We also tried plotting Supertype evolution using R with different colour schemes
for publication. Some of these plots, data used to make them, and the scripts
are included in this repository.

## Repository Details:

### Folders
* data - Raw data given to me at start of project or computational experiments.
* results - The result files of computational experiments.
* src - Source code of binary executable files used in this project and / or scripts.

### Execution environment(s)
1. R with the [SuperTypeR](https://github.com/Ward9250/SuperTypeR) package installed.

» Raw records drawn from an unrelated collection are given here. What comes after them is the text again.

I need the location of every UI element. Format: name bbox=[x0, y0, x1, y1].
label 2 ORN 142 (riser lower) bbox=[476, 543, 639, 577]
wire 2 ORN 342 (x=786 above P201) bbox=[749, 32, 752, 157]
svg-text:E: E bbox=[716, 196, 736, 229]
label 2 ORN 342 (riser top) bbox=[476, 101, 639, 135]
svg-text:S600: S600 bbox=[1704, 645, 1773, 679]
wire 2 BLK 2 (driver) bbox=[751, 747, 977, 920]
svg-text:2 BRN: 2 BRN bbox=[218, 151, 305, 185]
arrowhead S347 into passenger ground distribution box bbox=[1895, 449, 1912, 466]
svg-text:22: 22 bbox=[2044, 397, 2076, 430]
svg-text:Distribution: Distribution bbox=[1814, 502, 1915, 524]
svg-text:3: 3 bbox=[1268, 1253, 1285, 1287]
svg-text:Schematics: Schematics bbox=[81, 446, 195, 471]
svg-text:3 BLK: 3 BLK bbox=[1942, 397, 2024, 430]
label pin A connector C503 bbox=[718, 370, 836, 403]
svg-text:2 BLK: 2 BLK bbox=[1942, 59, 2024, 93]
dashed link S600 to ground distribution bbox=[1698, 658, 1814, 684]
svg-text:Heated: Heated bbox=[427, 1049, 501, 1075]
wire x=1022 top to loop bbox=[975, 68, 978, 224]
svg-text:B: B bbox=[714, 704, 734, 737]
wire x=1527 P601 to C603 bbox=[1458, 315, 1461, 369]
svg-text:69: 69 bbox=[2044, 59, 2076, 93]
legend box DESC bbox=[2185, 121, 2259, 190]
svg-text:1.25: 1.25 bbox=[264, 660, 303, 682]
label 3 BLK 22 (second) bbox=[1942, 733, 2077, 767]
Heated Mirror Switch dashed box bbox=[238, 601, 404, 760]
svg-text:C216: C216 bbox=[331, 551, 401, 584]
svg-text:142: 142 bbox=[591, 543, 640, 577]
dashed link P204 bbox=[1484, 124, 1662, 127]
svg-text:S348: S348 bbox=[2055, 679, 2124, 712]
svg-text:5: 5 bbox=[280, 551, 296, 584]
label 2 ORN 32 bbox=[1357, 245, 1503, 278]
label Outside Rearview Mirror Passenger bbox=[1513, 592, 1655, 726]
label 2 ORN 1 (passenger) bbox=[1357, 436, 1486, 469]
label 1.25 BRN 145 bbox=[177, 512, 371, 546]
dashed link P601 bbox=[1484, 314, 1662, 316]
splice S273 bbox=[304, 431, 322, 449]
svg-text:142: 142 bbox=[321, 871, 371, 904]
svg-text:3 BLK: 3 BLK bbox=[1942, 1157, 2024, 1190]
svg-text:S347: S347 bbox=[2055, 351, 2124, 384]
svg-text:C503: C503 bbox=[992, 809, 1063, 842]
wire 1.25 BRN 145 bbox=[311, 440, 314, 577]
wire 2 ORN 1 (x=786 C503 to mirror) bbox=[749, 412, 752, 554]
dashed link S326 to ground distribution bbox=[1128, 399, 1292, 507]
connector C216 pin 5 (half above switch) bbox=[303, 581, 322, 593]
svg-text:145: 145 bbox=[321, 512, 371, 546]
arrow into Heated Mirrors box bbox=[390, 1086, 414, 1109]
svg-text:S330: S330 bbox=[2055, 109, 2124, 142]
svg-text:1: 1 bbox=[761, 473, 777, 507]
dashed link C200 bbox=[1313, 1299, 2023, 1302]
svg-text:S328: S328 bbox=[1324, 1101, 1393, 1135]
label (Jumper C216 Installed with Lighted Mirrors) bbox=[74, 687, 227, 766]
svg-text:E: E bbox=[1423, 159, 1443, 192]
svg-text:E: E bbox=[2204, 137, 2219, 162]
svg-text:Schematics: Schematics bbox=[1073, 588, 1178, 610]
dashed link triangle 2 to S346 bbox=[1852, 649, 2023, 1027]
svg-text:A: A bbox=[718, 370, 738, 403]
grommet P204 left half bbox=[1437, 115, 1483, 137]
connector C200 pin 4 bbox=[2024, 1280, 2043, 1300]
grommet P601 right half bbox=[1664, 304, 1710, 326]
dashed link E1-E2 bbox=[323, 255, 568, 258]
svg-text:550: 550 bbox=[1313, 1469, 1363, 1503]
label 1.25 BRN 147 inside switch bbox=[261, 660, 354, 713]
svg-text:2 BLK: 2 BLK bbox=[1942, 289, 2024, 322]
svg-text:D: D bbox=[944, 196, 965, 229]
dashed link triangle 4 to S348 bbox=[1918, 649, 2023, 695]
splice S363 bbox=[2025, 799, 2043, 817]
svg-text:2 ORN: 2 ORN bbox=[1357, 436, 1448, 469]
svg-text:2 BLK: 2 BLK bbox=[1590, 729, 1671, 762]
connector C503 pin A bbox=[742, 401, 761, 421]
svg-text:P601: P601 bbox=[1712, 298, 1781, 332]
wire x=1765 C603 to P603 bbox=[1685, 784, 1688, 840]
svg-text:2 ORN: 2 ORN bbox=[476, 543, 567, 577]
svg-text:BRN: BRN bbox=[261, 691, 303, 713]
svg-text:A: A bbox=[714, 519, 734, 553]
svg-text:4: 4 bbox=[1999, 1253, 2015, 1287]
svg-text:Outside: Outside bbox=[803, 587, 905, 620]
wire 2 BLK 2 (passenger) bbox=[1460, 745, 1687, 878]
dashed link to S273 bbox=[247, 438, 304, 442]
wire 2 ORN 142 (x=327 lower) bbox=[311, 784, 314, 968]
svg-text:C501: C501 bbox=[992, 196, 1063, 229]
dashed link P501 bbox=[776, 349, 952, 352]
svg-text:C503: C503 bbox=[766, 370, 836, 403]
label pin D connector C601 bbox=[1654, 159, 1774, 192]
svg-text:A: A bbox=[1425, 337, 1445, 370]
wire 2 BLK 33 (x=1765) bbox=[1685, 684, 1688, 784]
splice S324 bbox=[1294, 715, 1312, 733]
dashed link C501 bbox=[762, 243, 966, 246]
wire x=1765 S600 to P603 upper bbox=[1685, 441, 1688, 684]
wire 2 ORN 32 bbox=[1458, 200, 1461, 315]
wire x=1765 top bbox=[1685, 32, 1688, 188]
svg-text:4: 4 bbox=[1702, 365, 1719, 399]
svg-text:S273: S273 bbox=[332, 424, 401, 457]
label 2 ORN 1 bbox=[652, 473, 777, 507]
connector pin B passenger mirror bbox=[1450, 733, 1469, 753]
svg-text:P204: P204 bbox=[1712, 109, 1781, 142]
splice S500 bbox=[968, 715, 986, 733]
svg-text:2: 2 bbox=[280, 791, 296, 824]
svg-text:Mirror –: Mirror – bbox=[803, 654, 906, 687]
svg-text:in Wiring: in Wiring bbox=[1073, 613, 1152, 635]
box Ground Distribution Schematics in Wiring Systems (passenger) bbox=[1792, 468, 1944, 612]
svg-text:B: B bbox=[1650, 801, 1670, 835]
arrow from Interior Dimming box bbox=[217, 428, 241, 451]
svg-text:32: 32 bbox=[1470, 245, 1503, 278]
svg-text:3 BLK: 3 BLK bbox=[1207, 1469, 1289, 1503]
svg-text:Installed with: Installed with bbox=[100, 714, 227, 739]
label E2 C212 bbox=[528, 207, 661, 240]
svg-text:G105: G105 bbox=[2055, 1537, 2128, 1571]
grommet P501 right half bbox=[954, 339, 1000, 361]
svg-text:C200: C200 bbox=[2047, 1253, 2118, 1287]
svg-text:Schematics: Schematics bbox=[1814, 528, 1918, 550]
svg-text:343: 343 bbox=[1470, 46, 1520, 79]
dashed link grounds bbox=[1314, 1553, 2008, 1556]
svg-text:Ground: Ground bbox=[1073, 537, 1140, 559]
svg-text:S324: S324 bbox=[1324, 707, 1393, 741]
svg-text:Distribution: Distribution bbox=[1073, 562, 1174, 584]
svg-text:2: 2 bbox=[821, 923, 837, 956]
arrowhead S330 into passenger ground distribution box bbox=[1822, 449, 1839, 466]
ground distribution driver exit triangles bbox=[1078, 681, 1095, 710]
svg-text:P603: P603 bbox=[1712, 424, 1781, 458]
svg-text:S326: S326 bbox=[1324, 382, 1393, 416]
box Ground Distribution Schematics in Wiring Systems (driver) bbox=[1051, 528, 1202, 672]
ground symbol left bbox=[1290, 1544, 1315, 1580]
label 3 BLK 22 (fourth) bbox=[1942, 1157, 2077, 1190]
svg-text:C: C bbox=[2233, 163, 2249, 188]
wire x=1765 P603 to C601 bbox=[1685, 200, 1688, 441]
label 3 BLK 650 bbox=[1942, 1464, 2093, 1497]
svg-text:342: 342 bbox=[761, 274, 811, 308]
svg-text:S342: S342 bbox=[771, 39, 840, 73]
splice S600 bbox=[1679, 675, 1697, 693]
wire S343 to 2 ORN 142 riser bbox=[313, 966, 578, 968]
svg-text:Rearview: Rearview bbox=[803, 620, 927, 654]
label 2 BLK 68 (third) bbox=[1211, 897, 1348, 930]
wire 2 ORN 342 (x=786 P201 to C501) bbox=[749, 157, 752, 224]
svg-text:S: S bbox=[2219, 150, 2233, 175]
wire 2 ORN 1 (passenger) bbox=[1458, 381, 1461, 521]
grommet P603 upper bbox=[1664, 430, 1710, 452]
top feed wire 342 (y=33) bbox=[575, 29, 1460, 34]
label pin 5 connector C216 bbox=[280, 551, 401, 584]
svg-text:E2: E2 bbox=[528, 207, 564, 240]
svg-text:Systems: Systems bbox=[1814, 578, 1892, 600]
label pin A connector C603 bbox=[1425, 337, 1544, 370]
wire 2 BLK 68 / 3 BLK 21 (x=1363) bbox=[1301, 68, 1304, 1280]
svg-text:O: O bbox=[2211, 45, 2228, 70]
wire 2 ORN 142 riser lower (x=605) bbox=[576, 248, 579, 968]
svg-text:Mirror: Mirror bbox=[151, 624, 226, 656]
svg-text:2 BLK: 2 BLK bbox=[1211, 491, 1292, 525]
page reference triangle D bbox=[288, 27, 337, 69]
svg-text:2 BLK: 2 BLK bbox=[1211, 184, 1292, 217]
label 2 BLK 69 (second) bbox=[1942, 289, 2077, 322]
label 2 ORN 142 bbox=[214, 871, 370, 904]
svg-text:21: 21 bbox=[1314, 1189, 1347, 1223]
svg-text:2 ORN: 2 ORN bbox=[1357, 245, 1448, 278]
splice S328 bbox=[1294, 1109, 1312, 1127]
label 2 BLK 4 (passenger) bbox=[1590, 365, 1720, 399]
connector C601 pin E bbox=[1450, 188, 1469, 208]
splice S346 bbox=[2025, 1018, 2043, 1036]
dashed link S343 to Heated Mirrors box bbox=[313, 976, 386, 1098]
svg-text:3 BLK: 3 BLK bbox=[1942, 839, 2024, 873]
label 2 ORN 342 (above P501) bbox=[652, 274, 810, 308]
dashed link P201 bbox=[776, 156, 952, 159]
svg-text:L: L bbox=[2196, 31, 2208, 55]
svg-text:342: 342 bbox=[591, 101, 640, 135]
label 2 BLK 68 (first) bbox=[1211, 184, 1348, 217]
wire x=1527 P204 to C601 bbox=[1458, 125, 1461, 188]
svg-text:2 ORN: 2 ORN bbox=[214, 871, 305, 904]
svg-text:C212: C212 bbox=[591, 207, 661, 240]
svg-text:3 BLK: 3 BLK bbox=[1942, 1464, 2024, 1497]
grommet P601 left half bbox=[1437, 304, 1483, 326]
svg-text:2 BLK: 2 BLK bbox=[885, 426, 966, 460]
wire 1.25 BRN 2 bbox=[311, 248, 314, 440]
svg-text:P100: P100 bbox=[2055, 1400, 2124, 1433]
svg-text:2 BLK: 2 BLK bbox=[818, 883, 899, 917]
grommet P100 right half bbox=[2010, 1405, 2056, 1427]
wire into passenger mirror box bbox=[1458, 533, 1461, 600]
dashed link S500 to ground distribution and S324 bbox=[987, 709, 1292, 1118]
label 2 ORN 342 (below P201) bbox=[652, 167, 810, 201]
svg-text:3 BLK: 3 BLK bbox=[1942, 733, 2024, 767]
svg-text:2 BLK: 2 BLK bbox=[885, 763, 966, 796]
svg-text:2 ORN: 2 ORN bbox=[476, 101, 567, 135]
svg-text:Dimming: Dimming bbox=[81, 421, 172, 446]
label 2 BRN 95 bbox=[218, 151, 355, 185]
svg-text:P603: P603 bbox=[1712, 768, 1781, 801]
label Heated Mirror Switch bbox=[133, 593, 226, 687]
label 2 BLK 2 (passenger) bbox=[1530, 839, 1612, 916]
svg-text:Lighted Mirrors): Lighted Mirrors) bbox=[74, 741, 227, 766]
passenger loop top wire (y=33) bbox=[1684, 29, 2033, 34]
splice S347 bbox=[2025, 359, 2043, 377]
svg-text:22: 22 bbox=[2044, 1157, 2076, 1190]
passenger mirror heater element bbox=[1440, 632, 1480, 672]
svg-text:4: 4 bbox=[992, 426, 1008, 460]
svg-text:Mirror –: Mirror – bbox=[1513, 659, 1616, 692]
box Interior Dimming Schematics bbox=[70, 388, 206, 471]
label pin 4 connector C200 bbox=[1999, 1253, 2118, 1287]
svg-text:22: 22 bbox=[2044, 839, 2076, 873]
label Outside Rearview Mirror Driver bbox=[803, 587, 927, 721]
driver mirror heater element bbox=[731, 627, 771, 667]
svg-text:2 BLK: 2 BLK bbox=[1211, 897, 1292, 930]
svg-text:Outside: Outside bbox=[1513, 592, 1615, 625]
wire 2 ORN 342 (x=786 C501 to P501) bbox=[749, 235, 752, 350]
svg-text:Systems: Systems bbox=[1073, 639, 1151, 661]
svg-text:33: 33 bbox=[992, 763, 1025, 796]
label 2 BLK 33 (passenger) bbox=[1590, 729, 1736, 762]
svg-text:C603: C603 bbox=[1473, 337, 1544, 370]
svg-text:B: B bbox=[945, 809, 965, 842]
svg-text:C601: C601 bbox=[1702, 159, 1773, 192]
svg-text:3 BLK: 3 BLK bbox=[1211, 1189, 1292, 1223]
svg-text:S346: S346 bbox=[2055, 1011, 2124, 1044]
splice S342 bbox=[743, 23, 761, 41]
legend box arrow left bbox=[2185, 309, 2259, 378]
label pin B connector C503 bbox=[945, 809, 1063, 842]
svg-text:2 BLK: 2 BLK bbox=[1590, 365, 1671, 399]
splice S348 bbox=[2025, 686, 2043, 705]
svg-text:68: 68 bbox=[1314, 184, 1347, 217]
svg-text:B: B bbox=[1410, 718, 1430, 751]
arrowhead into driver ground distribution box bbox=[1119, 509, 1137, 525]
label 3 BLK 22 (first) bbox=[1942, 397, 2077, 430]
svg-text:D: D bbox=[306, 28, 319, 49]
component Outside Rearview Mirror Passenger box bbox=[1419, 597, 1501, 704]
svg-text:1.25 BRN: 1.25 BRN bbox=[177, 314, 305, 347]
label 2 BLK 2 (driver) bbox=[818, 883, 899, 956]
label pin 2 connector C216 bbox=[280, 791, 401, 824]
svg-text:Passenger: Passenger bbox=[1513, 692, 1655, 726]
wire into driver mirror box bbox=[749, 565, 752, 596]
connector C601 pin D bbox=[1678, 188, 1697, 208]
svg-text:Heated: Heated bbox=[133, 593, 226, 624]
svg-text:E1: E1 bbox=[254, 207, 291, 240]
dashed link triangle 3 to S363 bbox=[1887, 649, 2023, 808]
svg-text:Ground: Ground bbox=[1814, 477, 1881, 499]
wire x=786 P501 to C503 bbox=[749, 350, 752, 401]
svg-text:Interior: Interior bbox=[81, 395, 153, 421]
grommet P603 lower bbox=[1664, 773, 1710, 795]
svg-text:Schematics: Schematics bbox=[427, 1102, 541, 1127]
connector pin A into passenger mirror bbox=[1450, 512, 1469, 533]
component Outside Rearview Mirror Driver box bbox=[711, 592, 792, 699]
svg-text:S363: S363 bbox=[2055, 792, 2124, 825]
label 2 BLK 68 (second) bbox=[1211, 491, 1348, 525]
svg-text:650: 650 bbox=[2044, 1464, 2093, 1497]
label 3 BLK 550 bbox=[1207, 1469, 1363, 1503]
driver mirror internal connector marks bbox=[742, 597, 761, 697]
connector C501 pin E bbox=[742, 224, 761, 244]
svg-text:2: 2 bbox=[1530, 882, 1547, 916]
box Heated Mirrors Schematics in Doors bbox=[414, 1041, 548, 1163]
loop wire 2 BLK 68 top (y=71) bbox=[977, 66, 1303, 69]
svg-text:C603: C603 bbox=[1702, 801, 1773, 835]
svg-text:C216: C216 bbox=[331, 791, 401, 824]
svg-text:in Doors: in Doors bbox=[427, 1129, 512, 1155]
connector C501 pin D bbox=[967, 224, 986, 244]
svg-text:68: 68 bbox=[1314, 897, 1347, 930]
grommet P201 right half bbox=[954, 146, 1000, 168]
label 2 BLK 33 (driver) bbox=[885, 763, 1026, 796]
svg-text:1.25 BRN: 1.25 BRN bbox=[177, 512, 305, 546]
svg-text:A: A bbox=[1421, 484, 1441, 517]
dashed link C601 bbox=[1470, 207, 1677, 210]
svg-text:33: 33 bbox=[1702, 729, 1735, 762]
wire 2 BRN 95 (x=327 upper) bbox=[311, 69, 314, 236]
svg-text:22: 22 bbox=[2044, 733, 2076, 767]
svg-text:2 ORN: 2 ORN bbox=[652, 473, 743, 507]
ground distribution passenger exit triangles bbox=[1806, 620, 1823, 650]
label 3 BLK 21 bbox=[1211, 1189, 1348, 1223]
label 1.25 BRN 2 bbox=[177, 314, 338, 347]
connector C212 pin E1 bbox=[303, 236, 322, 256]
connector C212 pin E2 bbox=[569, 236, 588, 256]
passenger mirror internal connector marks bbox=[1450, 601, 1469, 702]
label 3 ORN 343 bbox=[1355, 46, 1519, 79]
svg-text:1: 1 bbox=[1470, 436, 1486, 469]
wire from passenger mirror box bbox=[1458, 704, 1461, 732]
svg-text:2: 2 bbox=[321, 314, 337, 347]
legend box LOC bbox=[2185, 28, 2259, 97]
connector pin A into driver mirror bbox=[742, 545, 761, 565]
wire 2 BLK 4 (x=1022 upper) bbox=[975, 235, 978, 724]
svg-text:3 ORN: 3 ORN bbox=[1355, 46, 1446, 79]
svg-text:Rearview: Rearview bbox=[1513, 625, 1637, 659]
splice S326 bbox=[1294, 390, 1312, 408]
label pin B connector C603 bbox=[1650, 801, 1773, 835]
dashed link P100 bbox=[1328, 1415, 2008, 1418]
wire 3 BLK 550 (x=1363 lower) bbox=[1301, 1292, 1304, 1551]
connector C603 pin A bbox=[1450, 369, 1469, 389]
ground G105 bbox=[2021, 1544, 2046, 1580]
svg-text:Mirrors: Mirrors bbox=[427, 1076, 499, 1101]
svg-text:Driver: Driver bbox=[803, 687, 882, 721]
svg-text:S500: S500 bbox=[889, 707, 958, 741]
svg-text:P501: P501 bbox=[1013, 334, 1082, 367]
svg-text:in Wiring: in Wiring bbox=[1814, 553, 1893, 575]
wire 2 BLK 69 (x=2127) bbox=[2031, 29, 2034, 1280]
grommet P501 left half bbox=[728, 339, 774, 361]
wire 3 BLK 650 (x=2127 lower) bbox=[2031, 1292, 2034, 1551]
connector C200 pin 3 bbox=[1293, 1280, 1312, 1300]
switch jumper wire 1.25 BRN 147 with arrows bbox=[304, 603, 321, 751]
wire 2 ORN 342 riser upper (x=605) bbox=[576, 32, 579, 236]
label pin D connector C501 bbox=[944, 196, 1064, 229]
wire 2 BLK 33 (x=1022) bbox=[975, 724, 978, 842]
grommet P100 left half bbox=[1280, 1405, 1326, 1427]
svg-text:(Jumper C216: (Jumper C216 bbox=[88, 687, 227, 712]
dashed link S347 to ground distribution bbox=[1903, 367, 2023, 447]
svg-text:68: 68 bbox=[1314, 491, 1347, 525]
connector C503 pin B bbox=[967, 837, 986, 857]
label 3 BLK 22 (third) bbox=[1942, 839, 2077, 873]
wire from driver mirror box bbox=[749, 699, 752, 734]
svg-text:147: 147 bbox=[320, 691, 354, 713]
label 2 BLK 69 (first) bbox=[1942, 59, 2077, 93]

### Computational Experiments/Tasks.

1. _analysis_: Calculate JostD of the data, and do bootstrap simulations of JostD.

## More details:

### Data Files:

**File:** *SuperType_Designations.csv*

This contains the original supertype designation for each allele.
The first column is the supertype, the second is genotype, and the third is the
sequence of the genotype.

**File:** *Samples.csv*

This contains the genotypes per individual per population and the corresponding
STs. Each row is one sample.

Columns are (left to right):

1. Sample ID
2. Population
3. Drainage
4-12. Alleles in sample
14-22. Supertypes corresponding to alleles in columns 4-12.
24. Number of alleles in sample.
25. Number of supertypes in sample.

**Files:** *The .xls files, and ST_RQ_Dynamics.csv*

These contain the data used for plotting the plots in results/plotting/

### Analysis

The script in `src/DataAnalysis.R` scripts the the analysis for this project.
It pre-processes the input data file `data/Samples.csv`, before using the
[SuperTypeR](https://github.com/Ward9250/SuperTypeR) package to compute JostD
on the data in Samples.csv, before doing bootstrap simulations to estimate the
mean and standard error of the JostD estimates.

### Supertype counting and computation of JostD

Supertype counting, computation of of JostD and Pairwise JostD is done by the
[SuperTypeR](https://github.com/Ward9250/SuperTypeR) package.

#### Random Bootstrap Simulations

##### Aim
The aim is to randomly assign the alleles to the supertypes in file
*SuperType_Designations.csv*, generating a set of artificial supertypes composed
of a random set of alleles. The analysis can then be re-run on these null
datasets to assess whether the results from the actual data are significantly
different.

##### Simulation Steps

**FOR EACH IN N ITERATIONS:**

1. Wipe ST designations across all samples in data from *Samples.csv*.

2. For the data in *SuperType_Designations.csv*, randomly reallocate the alleles
in the total gene pool (~539) to the supertypes (the supertypes still get the
same number of alleles allocated to them). Allocation is done without
replacement.

3. For each population in *Samples.csv*, count the number of each supertype
present in the population. This results in a matrix of supertype counts per
population, where each row is a supertype, and each column is a population.

4. Calculate the pairwise Jost D for the matrix output from step 3.
Also calculate the average of each column i.e. the mean Jost D for each
population relative to all others.

### Plotting
The julia and R scripts called *RQ_Evo_Plotting.R*, and *RE_Evo_Plotting.jl*
in the src/ directory are were used to process the data in *ST_RQ_Dynamics.csv*
(which was saved from the .xls files), to make the plots in results/plotting.